As for the karate/kung fu [aka the general only-reason-I'm-seeing-this-movie-damnit!], it's brutal, it's awesome, and it's very real. When the kids beat Dre up at the park and later outside his apartment building, it's ruthless, cruel, and dangerous. That's something this flick does well: it makes the karate a lethal force all on its own when used by Dre's enemies, but something akin to harmony and peacefulness as taught (properly) by Chan onto Dre. The final battle scene when Dre can finally lock in combat against those who have made him fearful is deliciously satisfying and extremely exciting. If one has any problem with the running time, the fight makes it totally worth it.
Direction by Harald Zwart is especially noteworthy. Harald uses zooms and hand held on a multitude of occasions, and uses it well without going overboard. This works to create even more intensity and gloom & doom during the tournament face off against Dre and his bully-er person. The score, provided by James Horner (The Mask of Zorro) hits all the right notes: intense and brutal during the fight scenes, epic when it looks like all hope has failed, and learning montagey during the learning montages. The film's screenplay is pitch perfect. We get this kid, we understand where he's coming from, and we instantly love him from scene one onwards. The script does a marvelous job with its characters and plotlines, and I wholeheartedly endorse it for some sort of big league nomination.
In a nutshell, THE KARATE KID does everything right.

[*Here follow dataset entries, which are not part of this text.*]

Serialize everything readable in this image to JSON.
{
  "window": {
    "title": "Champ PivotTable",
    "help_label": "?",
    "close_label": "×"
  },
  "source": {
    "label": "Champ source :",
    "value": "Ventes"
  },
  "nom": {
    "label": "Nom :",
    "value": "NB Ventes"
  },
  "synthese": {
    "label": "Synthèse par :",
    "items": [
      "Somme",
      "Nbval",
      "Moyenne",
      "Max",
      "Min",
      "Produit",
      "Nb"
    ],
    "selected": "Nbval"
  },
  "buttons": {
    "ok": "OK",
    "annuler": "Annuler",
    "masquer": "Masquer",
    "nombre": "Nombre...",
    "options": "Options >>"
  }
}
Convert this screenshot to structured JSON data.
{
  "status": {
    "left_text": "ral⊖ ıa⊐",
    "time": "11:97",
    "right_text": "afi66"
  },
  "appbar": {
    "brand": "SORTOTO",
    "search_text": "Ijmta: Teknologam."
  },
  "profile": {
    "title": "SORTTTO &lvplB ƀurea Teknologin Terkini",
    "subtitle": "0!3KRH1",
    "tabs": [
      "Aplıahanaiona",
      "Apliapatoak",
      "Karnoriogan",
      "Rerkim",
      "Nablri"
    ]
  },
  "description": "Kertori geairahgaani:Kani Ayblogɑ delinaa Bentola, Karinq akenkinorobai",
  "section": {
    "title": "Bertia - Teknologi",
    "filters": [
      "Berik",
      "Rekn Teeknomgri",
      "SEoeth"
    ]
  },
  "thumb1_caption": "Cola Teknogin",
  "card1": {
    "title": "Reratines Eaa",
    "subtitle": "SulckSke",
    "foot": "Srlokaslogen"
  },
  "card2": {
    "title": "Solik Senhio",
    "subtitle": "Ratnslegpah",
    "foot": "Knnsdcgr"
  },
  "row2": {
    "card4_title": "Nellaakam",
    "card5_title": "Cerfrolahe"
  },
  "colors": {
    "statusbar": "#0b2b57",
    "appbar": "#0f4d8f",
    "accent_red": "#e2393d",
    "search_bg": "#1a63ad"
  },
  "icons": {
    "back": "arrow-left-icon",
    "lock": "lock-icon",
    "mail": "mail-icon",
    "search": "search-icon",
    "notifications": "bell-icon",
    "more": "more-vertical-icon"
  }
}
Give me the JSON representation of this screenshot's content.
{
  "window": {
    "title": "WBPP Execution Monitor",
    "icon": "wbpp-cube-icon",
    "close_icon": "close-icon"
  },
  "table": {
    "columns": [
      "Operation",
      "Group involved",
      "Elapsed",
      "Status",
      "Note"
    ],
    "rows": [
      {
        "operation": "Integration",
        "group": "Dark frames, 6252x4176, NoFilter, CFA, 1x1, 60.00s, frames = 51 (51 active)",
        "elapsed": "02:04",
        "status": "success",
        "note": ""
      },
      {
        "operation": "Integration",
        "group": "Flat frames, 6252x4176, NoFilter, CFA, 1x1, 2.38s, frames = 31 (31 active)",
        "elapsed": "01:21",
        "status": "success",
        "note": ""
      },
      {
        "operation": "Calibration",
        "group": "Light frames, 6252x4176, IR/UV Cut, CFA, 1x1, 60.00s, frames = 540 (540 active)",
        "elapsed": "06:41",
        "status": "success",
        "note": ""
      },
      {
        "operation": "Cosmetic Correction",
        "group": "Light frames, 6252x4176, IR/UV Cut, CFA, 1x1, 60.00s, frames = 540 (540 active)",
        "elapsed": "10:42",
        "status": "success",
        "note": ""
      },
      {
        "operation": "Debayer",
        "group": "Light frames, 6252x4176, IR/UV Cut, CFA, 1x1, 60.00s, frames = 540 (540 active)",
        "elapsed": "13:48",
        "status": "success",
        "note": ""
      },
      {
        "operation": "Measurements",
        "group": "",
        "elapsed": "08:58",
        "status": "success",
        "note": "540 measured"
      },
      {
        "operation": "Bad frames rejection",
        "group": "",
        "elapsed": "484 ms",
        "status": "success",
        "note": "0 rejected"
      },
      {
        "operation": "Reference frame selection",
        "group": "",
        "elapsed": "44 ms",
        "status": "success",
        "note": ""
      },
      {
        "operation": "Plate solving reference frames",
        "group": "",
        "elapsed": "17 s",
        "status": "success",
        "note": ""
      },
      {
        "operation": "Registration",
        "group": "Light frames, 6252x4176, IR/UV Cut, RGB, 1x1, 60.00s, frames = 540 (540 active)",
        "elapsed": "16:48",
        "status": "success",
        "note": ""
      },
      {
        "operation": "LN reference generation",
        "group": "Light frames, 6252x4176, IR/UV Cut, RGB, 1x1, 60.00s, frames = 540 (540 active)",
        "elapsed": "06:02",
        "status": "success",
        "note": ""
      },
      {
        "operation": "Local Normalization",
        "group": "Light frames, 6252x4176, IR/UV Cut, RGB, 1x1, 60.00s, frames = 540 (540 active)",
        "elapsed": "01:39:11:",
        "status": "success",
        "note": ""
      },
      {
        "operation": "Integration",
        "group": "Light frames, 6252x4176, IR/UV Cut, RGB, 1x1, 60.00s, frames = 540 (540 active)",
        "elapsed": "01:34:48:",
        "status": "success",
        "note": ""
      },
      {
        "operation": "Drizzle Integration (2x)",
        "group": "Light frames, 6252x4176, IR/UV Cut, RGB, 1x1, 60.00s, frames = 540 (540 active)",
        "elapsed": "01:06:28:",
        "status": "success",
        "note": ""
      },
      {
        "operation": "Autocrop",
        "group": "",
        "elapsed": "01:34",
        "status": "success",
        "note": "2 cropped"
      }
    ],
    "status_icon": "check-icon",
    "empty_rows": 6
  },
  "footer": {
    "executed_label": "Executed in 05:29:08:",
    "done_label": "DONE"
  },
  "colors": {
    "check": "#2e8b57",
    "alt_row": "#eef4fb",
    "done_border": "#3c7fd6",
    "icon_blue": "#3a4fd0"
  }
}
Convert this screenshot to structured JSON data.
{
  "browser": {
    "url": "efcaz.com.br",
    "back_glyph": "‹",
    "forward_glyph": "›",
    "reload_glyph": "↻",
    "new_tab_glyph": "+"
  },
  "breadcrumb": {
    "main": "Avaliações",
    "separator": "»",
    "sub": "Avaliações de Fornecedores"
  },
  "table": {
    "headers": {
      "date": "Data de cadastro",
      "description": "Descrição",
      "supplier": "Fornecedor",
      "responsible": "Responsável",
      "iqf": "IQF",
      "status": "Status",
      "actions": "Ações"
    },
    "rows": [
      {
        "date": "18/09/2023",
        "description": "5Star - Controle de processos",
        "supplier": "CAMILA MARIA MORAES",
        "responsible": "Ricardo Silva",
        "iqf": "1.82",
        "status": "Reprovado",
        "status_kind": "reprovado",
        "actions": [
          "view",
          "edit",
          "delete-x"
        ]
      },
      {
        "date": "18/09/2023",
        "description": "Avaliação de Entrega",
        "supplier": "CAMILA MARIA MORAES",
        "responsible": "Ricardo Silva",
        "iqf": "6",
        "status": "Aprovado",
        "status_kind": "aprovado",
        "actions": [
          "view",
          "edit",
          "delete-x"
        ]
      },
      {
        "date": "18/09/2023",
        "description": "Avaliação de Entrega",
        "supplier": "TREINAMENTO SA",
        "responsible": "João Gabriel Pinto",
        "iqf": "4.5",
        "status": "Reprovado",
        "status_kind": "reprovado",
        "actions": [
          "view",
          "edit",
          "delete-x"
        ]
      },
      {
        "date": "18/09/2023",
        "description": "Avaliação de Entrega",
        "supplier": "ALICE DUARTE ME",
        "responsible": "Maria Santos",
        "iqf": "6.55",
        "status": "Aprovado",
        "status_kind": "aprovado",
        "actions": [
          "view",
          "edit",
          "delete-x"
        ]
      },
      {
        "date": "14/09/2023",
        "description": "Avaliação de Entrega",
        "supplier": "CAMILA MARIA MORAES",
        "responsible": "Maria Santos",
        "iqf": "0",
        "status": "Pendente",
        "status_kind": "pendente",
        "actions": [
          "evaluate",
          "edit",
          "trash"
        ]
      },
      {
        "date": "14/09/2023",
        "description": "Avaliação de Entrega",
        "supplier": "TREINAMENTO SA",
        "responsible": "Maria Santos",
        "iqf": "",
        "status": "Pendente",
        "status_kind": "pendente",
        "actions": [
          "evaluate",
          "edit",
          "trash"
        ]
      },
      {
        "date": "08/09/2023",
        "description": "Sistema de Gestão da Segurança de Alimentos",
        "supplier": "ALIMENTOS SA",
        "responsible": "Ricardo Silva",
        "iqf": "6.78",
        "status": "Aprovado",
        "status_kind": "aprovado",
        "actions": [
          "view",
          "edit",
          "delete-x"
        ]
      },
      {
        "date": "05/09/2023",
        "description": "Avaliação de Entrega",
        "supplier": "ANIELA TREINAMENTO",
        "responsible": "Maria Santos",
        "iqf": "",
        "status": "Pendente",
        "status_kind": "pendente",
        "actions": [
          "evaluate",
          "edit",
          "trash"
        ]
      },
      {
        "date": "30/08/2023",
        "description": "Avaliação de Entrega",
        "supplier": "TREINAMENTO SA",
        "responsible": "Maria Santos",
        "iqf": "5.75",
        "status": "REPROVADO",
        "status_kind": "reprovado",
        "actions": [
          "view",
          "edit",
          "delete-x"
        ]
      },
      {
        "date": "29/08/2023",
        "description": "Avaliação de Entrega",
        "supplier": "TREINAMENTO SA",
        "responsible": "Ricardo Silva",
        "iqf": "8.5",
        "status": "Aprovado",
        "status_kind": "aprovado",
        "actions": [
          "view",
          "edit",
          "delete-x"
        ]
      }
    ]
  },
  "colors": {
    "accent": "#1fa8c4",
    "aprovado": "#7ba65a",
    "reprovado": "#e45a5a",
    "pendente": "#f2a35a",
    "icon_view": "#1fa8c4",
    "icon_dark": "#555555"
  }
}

I love it. I recommend it. I'll own it on DVD. I'll listen to the commentary, watch the deleted scenes, the whole nine yards. If you have any reservations still standing against this 'remake', I implore you to just give in and see this goldmine. It's great, and at the very, very least, you'll get a nice laugh out of the jokes and some 'ooo, aaaahh' from the fight scenes. Go see KARATE KID!